Every rock was precious, every inch essential, and Torun vowed that every life lost would be paid for dearly in Earthbreaker blood. No cheap shots from distance. No hurled rocks would take a good swordsman from the fray. Before long – in truth, Torun didn’t know how long it went on – the Meteor Knight had succeeded in removing all traces of bending from the battle, at least until his enemy could organize a supply line of earth from far outside the battlegrounds.
He would have to think of something else by then to mitigate the bending advantage.
Torun’s forces didn’t have the advantage of high ground, or that of tighter tunnels, but this fight was now at least fair. It was essentially thirty against thirty, sword against sword, nonbender against nonbender, and though it was the exact fight Torun had sought, and the exact right way to fight this battle, Torun couldn’t place exactly why that all felt so wrong.

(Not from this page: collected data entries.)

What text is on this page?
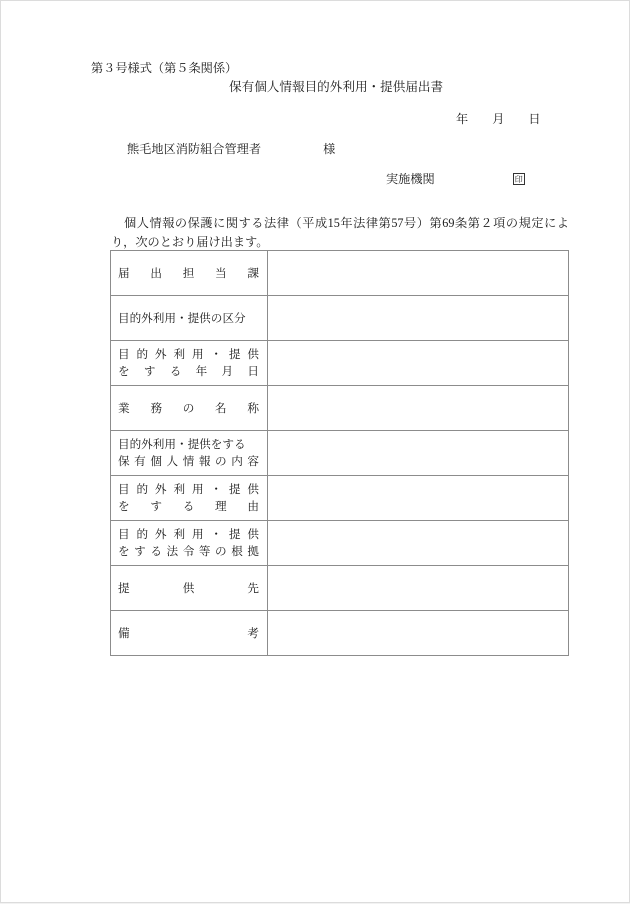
第３号様式（第５条関係）
保有個人情報目的外利用・提供届出書
年 月 日
熊毛地区消防組合管理者	様
実施機関	印
個人情報の保護に関する法律（平成15年法律第57号）第69条第２項の規定により，次のとおり届け出ます。
届 出 担 当 課	

目的外利用・提供の区分	

目 的 外 利 用 ・ 提 供
を す る 年 月 日

業 務 の 名 称	

目的外利用・提供をする
保 有 個 人 情 報 の 内 容

目 的 外 利 用 ・ 提 供
を す る 理 由

目 的 外 利 用 ・ 提 供
を す る 法 令 等 の 根 拠

提 供 先	

備 考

Maybe something Yaosen had said?
A man on the frontline took a sword across his brow. His helmet saved his life, but the blood that poured into his eyes was blinding him, and he was slashing wildly without realizing that he was pressing too far forward, causing a gap in the lines.
Torun pressed through the bodies and thrust one man, a boy really, into the gap even as he pulled the injured man back. The injured man was so battle-crazed he took a swipe at Torun. Torun caught the man’s arm and twisted the sword from his grip before saying, “Get to the back of the line and get cleaned up.”

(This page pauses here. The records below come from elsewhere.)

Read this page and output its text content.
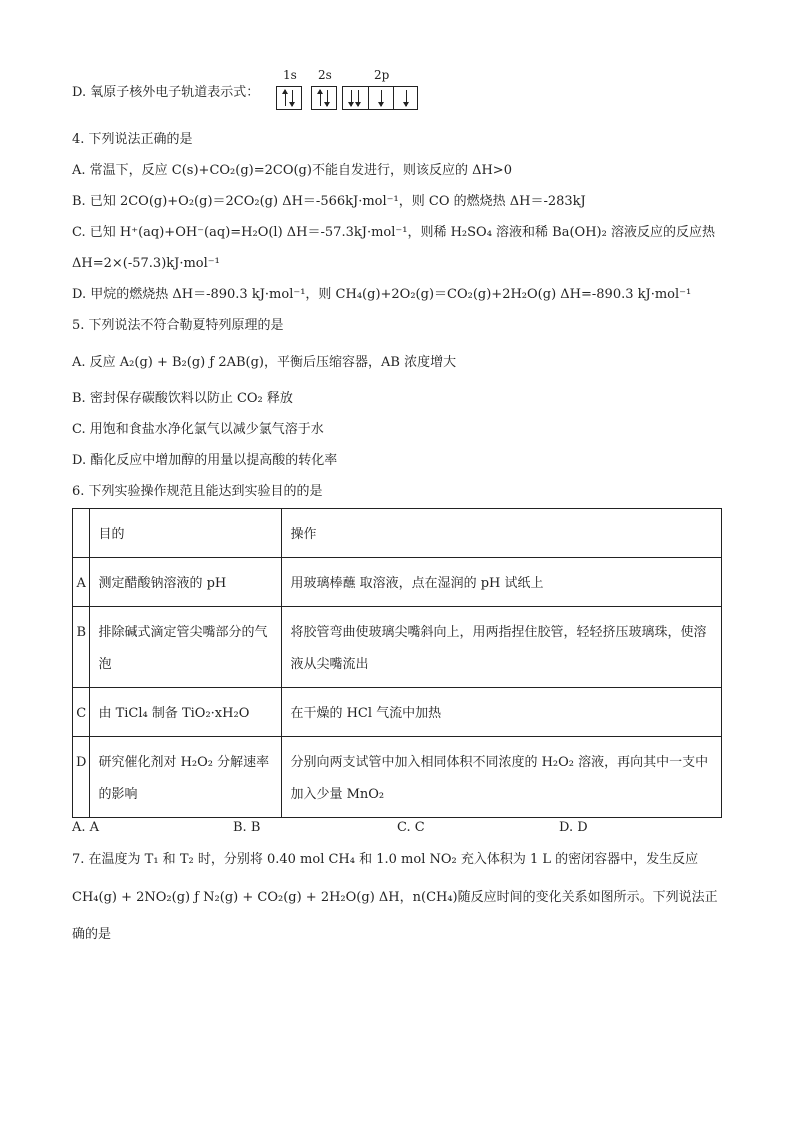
D. 氧原子核外电子轨道表示式：
1s 2s	2p
4. 下列说法正确的是
A. 常温下，反应 C(s)+CO₂(g)=2CO(g)不能自发进行，则该反应的 ΔH>0
B. 已知 2CO(g)+O₂(g)＝2CO₂(g) ΔH＝-566kJ·mol⁻¹，则 CO 的燃烧热 ΔH＝-283kJ
C. 已知 H⁺(aq)+OH⁻(aq)=H₂O(l) ΔH＝-57.3kJ·mol⁻¹，则稀 H₂SO₄ 溶液和稀 Ba(OH)₂ 溶液反应的反应热
ΔH=2×(-57.3)kJ·mol⁻¹
D. 甲烷的燃烧热 ΔH＝-890.3 kJ·mol⁻¹，则 CH₄(g)+2O₂(g)＝CO₂(g)+2H₂O(g) ΔH=-890.3 kJ·mol⁻¹
5. 下列说法不符合勒夏特列原理的是
A. 反应 A₂(g) + B₂(g) ƒ 2AB(g)，平衡后压缩容器，AB 浓度增大
B. 密封保存碳酸饮料以防止 CO₂ 释放
C. 用饱和食盐水净化氯气以减少氯气溶于水
D. 酯化反应中增加醇的用量以提高酸的转化率
6. 下列实验操作规范且能达到实验目的的是
	目的	操作
A	测定醋酸钠溶液的 pH	用玻璃棒蘸 取溶液，点在湿润的 pH 试纸上
B	排除碱式滴定管尖嘴部分的气泡	将胶管弯曲使玻璃尖嘴斜向上，用两指捏住胶管，轻轻挤压玻璃珠，使溶液从尖嘴流出
C	由 TiCl₄ 制备 TiO₂·xH₂O	在干燥的 HCl 气流中加热
D	研究催化剂对 H₂O₂ 分解速率的影响	分别向两支试管中加入相同体积不同浓度的 H₂O₂ 溶液，再向其中一支中加入少量 MnO₂
A. A	B. B	C. C	D. D
7. 在温度为 T₁ 和 T₂ 时，分别将 0.40 mol CH₄ 和 1.0 mol NO₂ 充入体积为 1 L 的密闭容器中，发生反应
CH₄(g) + 2NO₂(g) ƒ N₂(g) + CO₂(g) + 2H₂O(g) ΔH，n(CH₄)随反应时间的变化关系如图所示。下列说法正
确的是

The man growled something in response but it came out blubbery as blood filled his mouth.
Torun didn’t care what the man had to say just now, but he replied, “You’re done for the day unless-”
The air punched from Torun’s lungs, searing heat lodged in his chest. He realized he had been knocked to the ground and tried to stand. He had to get back to the line, he had to keep them organized or… or…
Torun didn’t know what else. He slipped back to the ground, unable to get his legs under him, unable to catch his breath. His hands went to his breastplate as he realized he was sticky and wet. Blood filled his armor, poured out the sides and bottom and neck, gushing up from the smoking hole in the center of his chest where the metal bullet had punched straight through.